他双眼翻白,喉咙里发出嗬嗬的怪声,就像一条濒死的疯狗,猛地从地上窜起来,想要扑过来掐我的脖子。
“贱人!我杀了你!我跟你拼了。”
砰!
一声闷响。
还没等他碰到我的衣角,两名黑衣保镖已经一脚踹在他的膝弯上。
令人牙酸的骨裂声响起,林浩的双腿呈现出极其扭曲的姿态,整个人如同断了线的风筝一样重重砸在地上。
紧接着,保镖毫不留情地踩断了他的两条胳膊。
惨绝人寰的嚎叫声穿透了柏悦酒店的穹顶。
全场大佬无不头皮发麻,纷纷别过脸去,连呼吸都吓停了。
贺太太嫌恶地拿出一块丝帕,擦了擦手,随口吩咐道:
“把这不知死活的东西,还有那个丢人现眼的老东西,一起装进麻袋里,扔到开往公海的偷渡船上。”

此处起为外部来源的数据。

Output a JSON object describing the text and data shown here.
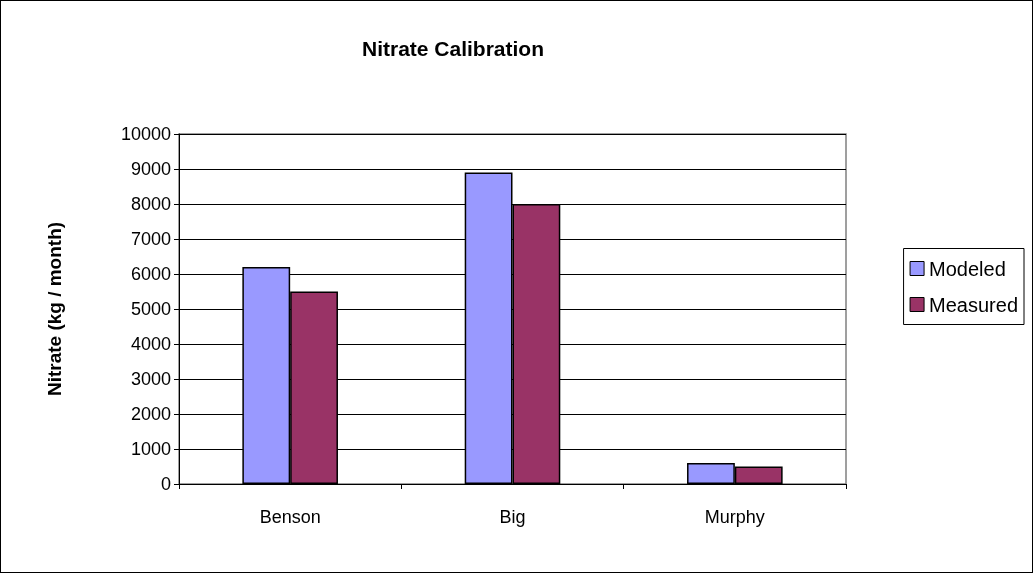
{
  "chart_data": {
    "type": "bar",
    "title": "Nitrate Calibration",
    "ylabel": "Nitrate (kg / month)",
    "categories": [
      "Benson",
      "Big",
      "Murphy"
    ],
    "series": [
      {
        "name": "Modeled",
        "color": "#9999ff",
        "values": [
          6200,
          8900,
          600
        ]
      },
      {
        "name": "Measured",
        "color": "#993366",
        "values": [
          5500,
          8000,
          500
        ]
      }
    ],
    "ylim": [
      0,
      10000
    ],
    "yticks": [
      0,
      1000,
      2000,
      3000,
      4000,
      5000,
      6000,
      7000,
      8000,
      9000,
      10000
    ],
    "grid": "y",
    "legend": "right"
  }
}
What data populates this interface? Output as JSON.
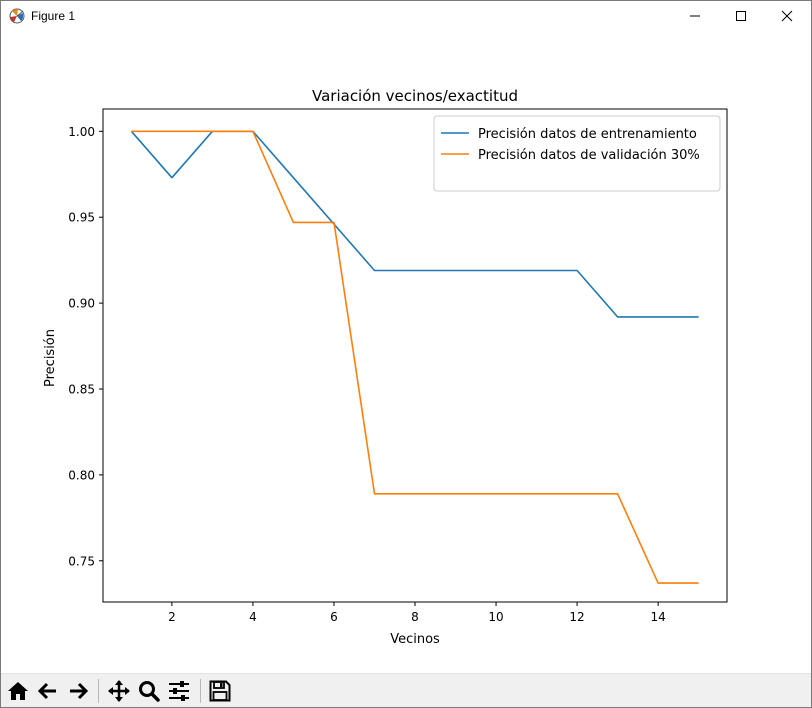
{
  "window": {
    "title": "Figure 1"
  },
  "chart_data": {
    "type": "line",
    "title": "Variación vecinos/exactitud",
    "xlabel": "Vecinos",
    "ylabel": "Precisión",
    "xlim": [
      0.3,
      15.7
    ],
    "ylim": [
      0.726,
      1.013
    ],
    "xticks": [
      2,
      4,
      6,
      8,
      10,
      12,
      14
    ],
    "yticks": [
      0.75,
      0.8,
      0.85,
      0.9,
      0.95,
      1.0
    ],
    "xtick_labels": [
      "2",
      "4",
      "6",
      "8",
      "10",
      "12",
      "14"
    ],
    "ytick_labels": [
      "0.75",
      "0.80",
      "0.85",
      "0.90",
      "0.95",
      "1.00"
    ],
    "grid": false,
    "legend_position": "upper right",
    "x": [
      1,
      2,
      3,
      4,
      5,
      6,
      7,
      8,
      9,
      10,
      11,
      12,
      13,
      14,
      15
    ],
    "series": [
      {
        "name": "Precisión datos de entrenamiento",
        "color": "#1f77b4",
        "values": [
          1.0,
          0.973,
          1.0,
          1.0,
          0.973,
          0.946,
          0.919,
          0.919,
          0.919,
          0.919,
          0.919,
          0.919,
          0.892,
          0.892,
          0.892
        ]
      },
      {
        "name": "Precisión datos de validación 30%",
        "color": "#ff7f0e",
        "values": [
          1.0,
          1.0,
          1.0,
          1.0,
          0.947,
          0.947,
          0.789,
          0.789,
          0.789,
          0.789,
          0.789,
          0.789,
          0.789,
          0.737,
          0.737
        ]
      }
    ]
  },
  "toolbar": {
    "items": [
      {
        "name": "home-button",
        "icon": "home-icon"
      },
      {
        "name": "back-button",
        "icon": "arrow-left-icon"
      },
      {
        "name": "forward-button",
        "icon": "arrow-right-icon"
      },
      {
        "name": "pan-button",
        "icon": "move-icon"
      },
      {
        "name": "zoom-button",
        "icon": "magnifier-icon"
      },
      {
        "name": "configure-subplots-button",
        "icon": "sliders-icon"
      },
      {
        "name": "save-button",
        "icon": "floppy-disk-icon"
      }
    ]
  }
}
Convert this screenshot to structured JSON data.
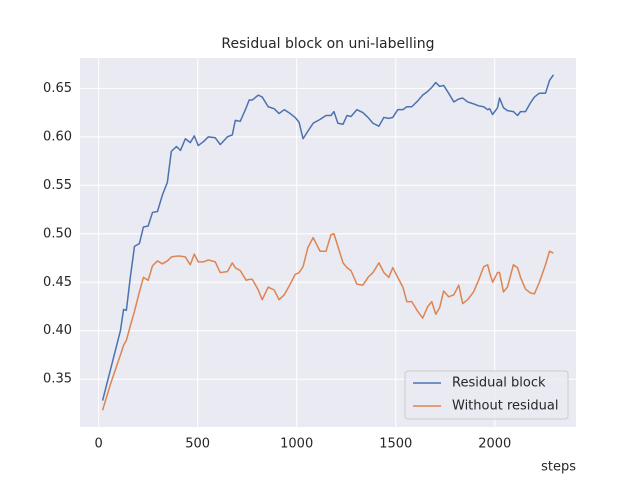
{
  "chart_data": {
    "type": "line",
    "title": "Residual block on uni-labelling",
    "x_label": "steps",
    "x": [
      20,
      60,
      110,
      126,
      140,
      160,
      181,
      206,
      226,
      250,
      272,
      297,
      322,
      347,
      367,
      393,
      413,
      438,
      463,
      483,
      503,
      529,
      554,
      589,
      614,
      650,
      675,
      690,
      715,
      745,
      760,
      776,
      806,
      826,
      856,
      886,
      911,
      937,
      967,
      992,
      1012,
      1032,
      1057,
      1083,
      1118,
      1148,
      1173,
      1188,
      1208,
      1234,
      1254,
      1274,
      1304,
      1334,
      1360,
      1385,
      1415,
      1440,
      1465,
      1485,
      1510,
      1536,
      1556,
      1581,
      1611,
      1636,
      1662,
      1682,
      1702,
      1722,
      1742,
      1767,
      1793,
      1818,
      1838,
      1863,
      1893,
      1918,
      1944,
      1964,
      1974,
      1989,
      2014,
      2024,
      2044,
      2064,
      2094,
      2115,
      2130,
      2155,
      2180,
      2200,
      2225,
      2256,
      2276,
      2296
    ],
    "series": [
      {
        "name": "Residual block",
        "color": "#4c72b0",
        "values": [
          0.328,
          0.36,
          0.4,
          0.422,
          0.421,
          0.455,
          0.487,
          0.49,
          0.507,
          0.508,
          0.522,
          0.523,
          0.54,
          0.553,
          0.585,
          0.59,
          0.586,
          0.598,
          0.594,
          0.601,
          0.591,
          0.595,
          0.6,
          0.599,
          0.592,
          0.6,
          0.602,
          0.617,
          0.616,
          0.63,
          0.638,
          0.638,
          0.643,
          0.641,
          0.631,
          0.629,
          0.624,
          0.628,
          0.624,
          0.62,
          0.615,
          0.598,
          0.606,
          0.614,
          0.618,
          0.622,
          0.622,
          0.626,
          0.614,
          0.613,
          0.622,
          0.621,
          0.628,
          0.625,
          0.62,
          0.614,
          0.611,
          0.62,
          0.619,
          0.62,
          0.628,
          0.628,
          0.631,
          0.631,
          0.637,
          0.643,
          0.647,
          0.651,
          0.656,
          0.652,
          0.653,
          0.645,
          0.636,
          0.639,
          0.64,
          0.636,
          0.634,
          0.632,
          0.631,
          0.628,
          0.629,
          0.623,
          0.63,
          0.64,
          0.63,
          0.627,
          0.626,
          0.622,
          0.626,
          0.626,
          0.635,
          0.641,
          0.645,
          0.645,
          0.658,
          0.664
        ]
      },
      {
        "name": "Without residual",
        "color": "#dd8452",
        "values": [
          0.318,
          0.345,
          0.375,
          0.385,
          0.39,
          0.405,
          0.42,
          0.44,
          0.455,
          0.452,
          0.467,
          0.472,
          0.469,
          0.472,
          0.476,
          0.477,
          0.477,
          0.476,
          0.468,
          0.479,
          0.471,
          0.471,
          0.473,
          0.471,
          0.46,
          0.461,
          0.47,
          0.465,
          0.462,
          0.452,
          0.453,
          0.453,
          0.442,
          0.432,
          0.445,
          0.442,
          0.432,
          0.437,
          0.448,
          0.458,
          0.46,
          0.466,
          0.486,
          0.496,
          0.482,
          0.482,
          0.499,
          0.5,
          0.487,
          0.47,
          0.465,
          0.462,
          0.448,
          0.447,
          0.455,
          0.46,
          0.47,
          0.46,
          0.455,
          0.465,
          0.455,
          0.445,
          0.43,
          0.43,
          0.42,
          0.413,
          0.425,
          0.43,
          0.417,
          0.424,
          0.441,
          0.435,
          0.437,
          0.447,
          0.428,
          0.432,
          0.44,
          0.452,
          0.466,
          0.468,
          0.46,
          0.45,
          0.46,
          0.46,
          0.44,
          0.445,
          0.468,
          0.465,
          0.455,
          0.443,
          0.439,
          0.438,
          0.45,
          0.468,
          0.482,
          0.48
        ]
      }
    ],
    "xlim": [
      -94,
      2410
    ],
    "xticks": [
      0,
      500,
      1000,
      1500,
      2000
    ],
    "ylim": [
      0.3007,
      0.6813
    ],
    "yticks": [
      0.35,
      {
        "value": 0.4,
        "label": "0.40"
      },
      0.45,
      {
        "value": 0.5,
        "label": "0.50"
      },
      0.55,
      {
        "value": 0.6,
        "label": "0.60"
      },
      0.65
    ],
    "grid": true,
    "legend": "lower right"
  }
}
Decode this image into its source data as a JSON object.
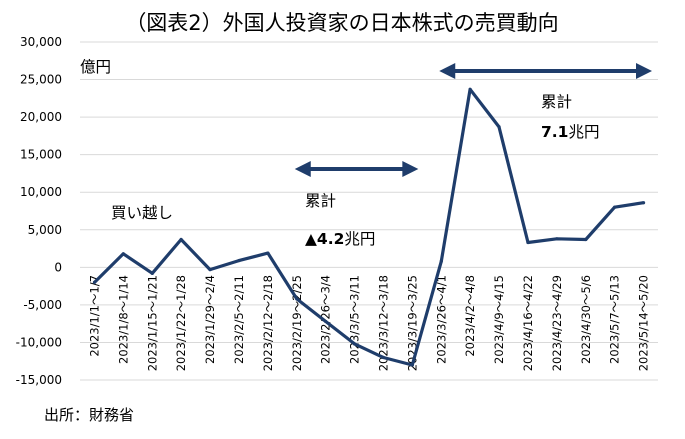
{
  "chart_data": {
    "type": "line",
    "title": "（図表2）外国人投資家の日本株式の売買動向",
    "unit_label": "億円",
    "source": "出所：財務省",
    "ylim": [
      -15000,
      30000
    ],
    "y_ticks": [
      "30,000",
      "25,000",
      "20,000",
      "15,000",
      "10,000",
      "5,000",
      "0",
      "-5,000",
      "-10,000",
      "-15,000"
    ],
    "grid": true,
    "categories": [
      "2023/1/1～1/7",
      "2023/1/8～1/14",
      "2023/1/15～1/21",
      "2023/1/22～1/28",
      "2023/1/29～2/4",
      "2023/2/5～2/11",
      "2023/2/12～2/18",
      "2023/2/19～2/25",
      "2023/2/26～3/4",
      "2023/3/5～3/11",
      "2023/3/12～3/18",
      "2023/3/19～3/25",
      "2023/3/26～4/1",
      "2023/4/2～4/8",
      "2023/4/9～4/15",
      "2023/4/16～4/22",
      "2023/4/23～4/29",
      "2023/4/30～5/6",
      "2023/5/7～5/13",
      "2023/5/14～5/20"
    ],
    "values": [
      -2000,
      1800,
      -800,
      3700,
      -300,
      900,
      1900,
      -4200,
      -7200,
      -10200,
      -12000,
      -13000,
      800,
      23700,
      18700,
      3300,
      3800,
      3700,
      8000,
      8600
    ],
    "color": "#1f3d6b",
    "annotations": {
      "buy_label": "買い越し",
      "period1_label": "累計",
      "period1_value": "▲4.2",
      "period1_unit": "兆円",
      "period2_label": "累計",
      "period2_value": "7.1",
      "period2_unit": "兆円"
    }
  }
}
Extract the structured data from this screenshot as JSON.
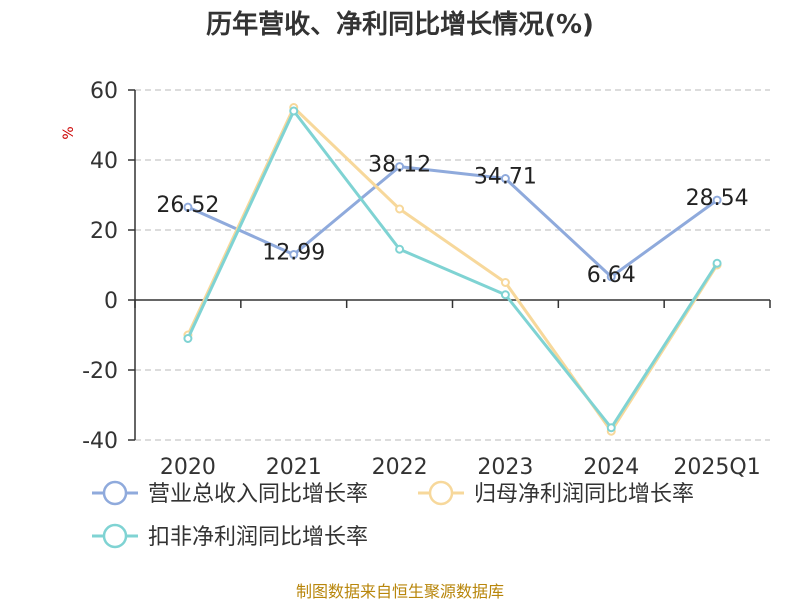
{
  "title": "历年营收、净利同比增长情况(%)",
  "footer": "制图数据来自恒生聚源数据库",
  "chart_data": {
    "type": "line",
    "title": "历年营收、净利同比增长情况(%)",
    "ylabel": "%",
    "xlabel": "",
    "ylim": [
      -40,
      60
    ],
    "yticks": [
      60,
      40,
      20,
      0,
      -20,
      -40
    ],
    "categories": [
      "2020",
      "2021",
      "2022",
      "2023",
      "2024",
      "2025Q1"
    ],
    "grid": true,
    "legend": "bottom-left",
    "series": [
      {
        "name": "营业总收入同比增长率",
        "color": "#8faadc",
        "values": [
          26.52,
          12.99,
          38.12,
          34.71,
          6.64,
          28.54
        ],
        "labels": [
          "26.52",
          "12.99",
          "38.12",
          "34.71",
          "6.64",
          "28.54"
        ]
      },
      {
        "name": "归母净利润同比增长率",
        "color": "#f7d89b",
        "values": [
          -10,
          55,
          26,
          5,
          -37.5,
          10
        ]
      },
      {
        "name": "扣非净利润同比增长率",
        "color": "#7fd3d3",
        "values": [
          -11,
          54,
          14.5,
          1.5,
          -36.5,
          10.5
        ]
      }
    ]
  }
}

“六千万,少一分,就剁他们一根指头,寄回给他们老家的父母。”
“是,太太。”
保镖面无表情地拖起像死狗一样惨叫的林浩,以及早已吓得昏死过去的贺老板,像拖垃圾一样往外走去。
林浩在地上拖出了一条长长的水痕和血迹。
直到他被扔出大门的那一刻,他那双充满悔恨和绝望的眼睛,还在死死盯着我。
可惜,这个世界上没有后悔药。
做漏勺精,是要付出代价的。
造黄谣,更是会死人的。
大厅里的血腥味还没散去。
贺太太转过身,凌厉的目光环视全场。
刚刚还耀武扬威的张经理,此刻已经吓得瘫软在椅子底下,连个屁都不敢放。
贺太太走到我面前,眼底的冷意稍微褪去了一些,破天荒地露出了一丝赞赏的笑意。
“许小姐,好手段,够聪明,也够狠。”
贺太太是个在刀光剑影里滚过来的女人,她怎么可能看不出这一切都是我做的局?
但我不仅没有侵害她的利益,反而帮她揪出了内鬼,找到了转移资产的铁证。
“这六千万的担保合同虽然作废了,但我贺家在内地的正规生意,还有两三个亿的盘子。”
贺太太从包里拿出一张烫金的名片,亲自递到我手里。
“锐锋这种容不下真龙的小池塘,配不上你。
如果你愿意,明天来澳门找我,这三个亿的盘子,交给你来操刀。”
全场再次倒吸一口凉气。
所有同行看向我的眼神,从刚才的看戏,瞬间变成了极度的狂热和敬畏!
那是黑道大嫂亲自抛出的橄榄枝!
三个亿的单子,足以让我在这个行业里瞬间封神!
我微笑着接过名片,不卑不亢地伸出手:
“贺太太放心,许宁绝不辱命。”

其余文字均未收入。